The true value of a low cost of change

Service teams bring policy and delivery experts together to generate hypotheses and design experiments to test them. They tackle their riskiest assumptions around the design, build and operation of the service - systematically increasing confidence that their service will meet needs whilst de-risking the service. By keeping the cost of change low, these user-centred agile service teams develop services that deliver policy outcomes in complex problem spaces – and continue to do so as needs and contexts evolve.

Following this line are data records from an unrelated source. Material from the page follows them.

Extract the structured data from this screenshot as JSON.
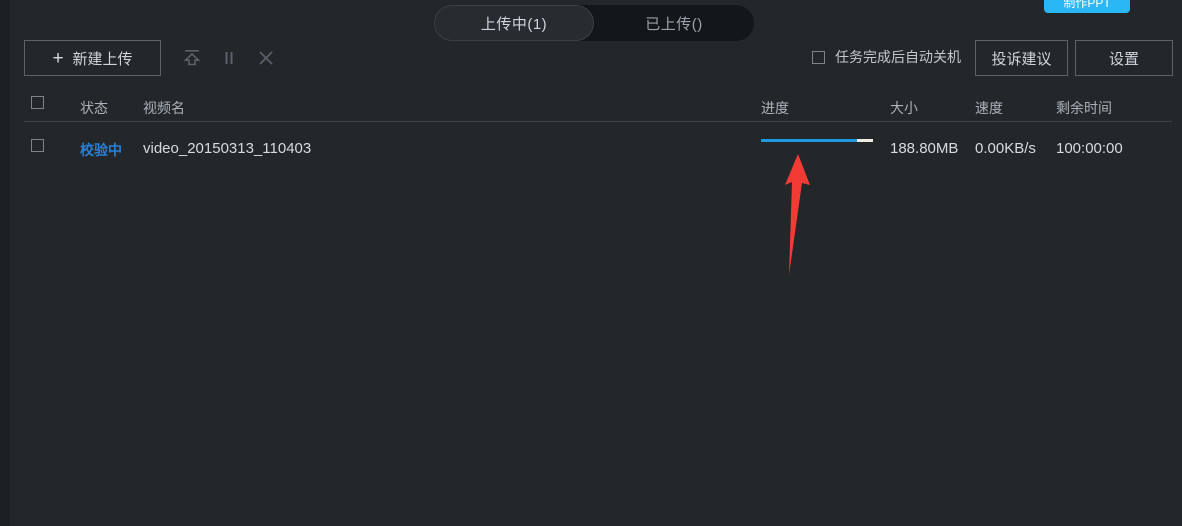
{
  "window": {
    "background_color": "#23272a",
    "accent_color": "#1e9ae0"
  },
  "tabs": [
    {
      "label": "上传中(1)",
      "active": true
    },
    {
      "label": "已上传()",
      "active": false
    }
  ],
  "toolbar": {
    "new_upload_label": "新建上传",
    "new_upload_plus": "+",
    "start_icon": "upload-icon",
    "pause_icon": "pause-icon",
    "close_icon": "close-icon",
    "auto_shutdown_label": "任务完成后自动关机",
    "auto_shutdown_checked": false,
    "feedback_label": "投诉建议",
    "settings_label": "设置"
  },
  "table": {
    "headers": {
      "status": "状态",
      "name": "视频名",
      "progress": "进度",
      "size": "大小",
      "speed": "速度",
      "remaining": "剩余时间"
    },
    "rows": [
      {
        "selected": false,
        "status": "校验中",
        "status_color": "#2b7fd4",
        "name": "video_20150313_110403",
        "progress_percent": 86,
        "size": "188.80MB",
        "speed": "0.00KB/s",
        "remaining": "100:00:00"
      }
    ]
  },
  "annotation": {
    "arrow_color": "#f23b34",
    "points_at": "progress-bar"
  },
  "badge": {
    "text": "制作PPT",
    "color": "#29b7f6"
  }
}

Over time certainty grows. User needs and service requirements become clear, and the changes to the user experience get ever smaller. But the job isn’t done once you’ve secured your policy outcomes – now you can start refactoring your service stack, looking for further opportunities to reduce costs and optimise for efficiency. Now is the time to think about buying those software-as-a-service commodity products for parts of your service. Perhaps your content management needs aren’t so unique; or maybe your identity management isn’t core to the value of your service offering and will be fine off-the-shelf.

In-house design and build isn’t an end in itself – often outcomes will be best delivered through a mixed economy of service components. But it remains true that large long-term contracts for “enterprise software” that seem cheaper upfront simply aren’t effective nor cost-effective in this space because of the price tag attached to the cost of change.

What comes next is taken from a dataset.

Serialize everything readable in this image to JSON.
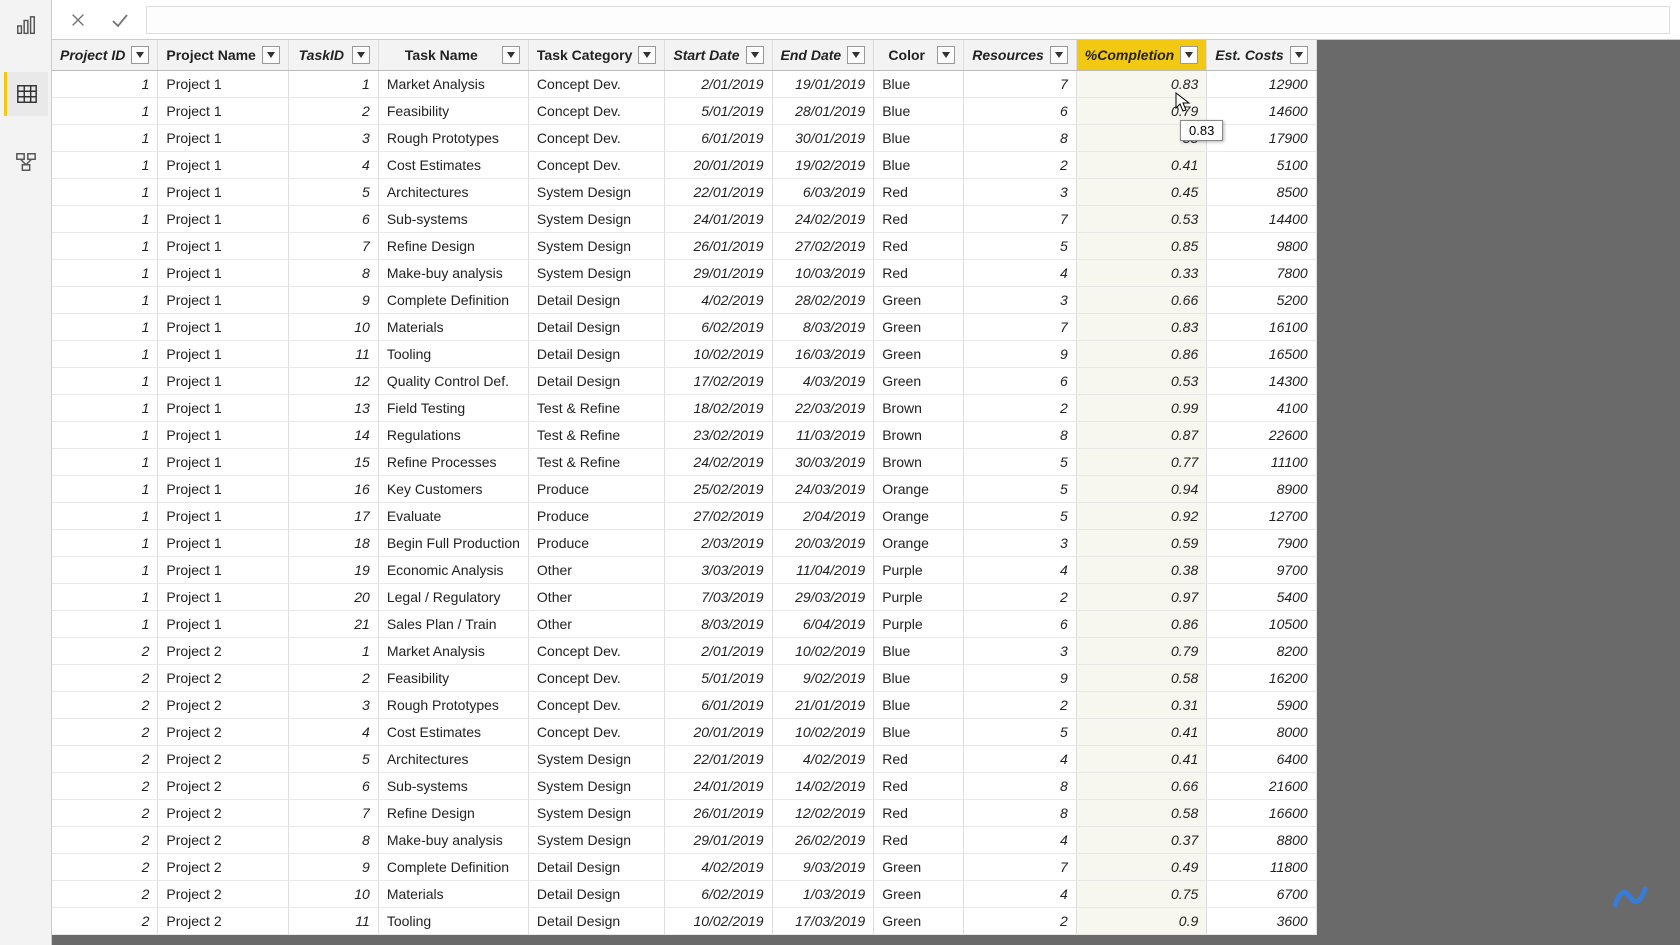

A high cost of change is a high cost of learning - so in complex and changing contexts the wrong approach will allow suppliers hold you to ransom.

Just like Gillette – selling their razors as loss leaders knowing you’ll go on to spend a small fortune in razor blades – these suppliers know to offer you loss-leading discounts to get you over a barrel and bleed you dry through change requests.

The organisational imperative for services in these contexts is policy outcomes first – with cost and efficiency important but ultimately secondary considerations.

It’s critical that organisations learn to recognise the difference between these two modes. If you have certainty and predictability, don’t build a commodity product from scratch unless you have money you want to burn. If you are trying to deliver policy outcomes in a volatile, uncertain, complex or ambiguous context, you need to keep the cost of change low so that you can build to learn.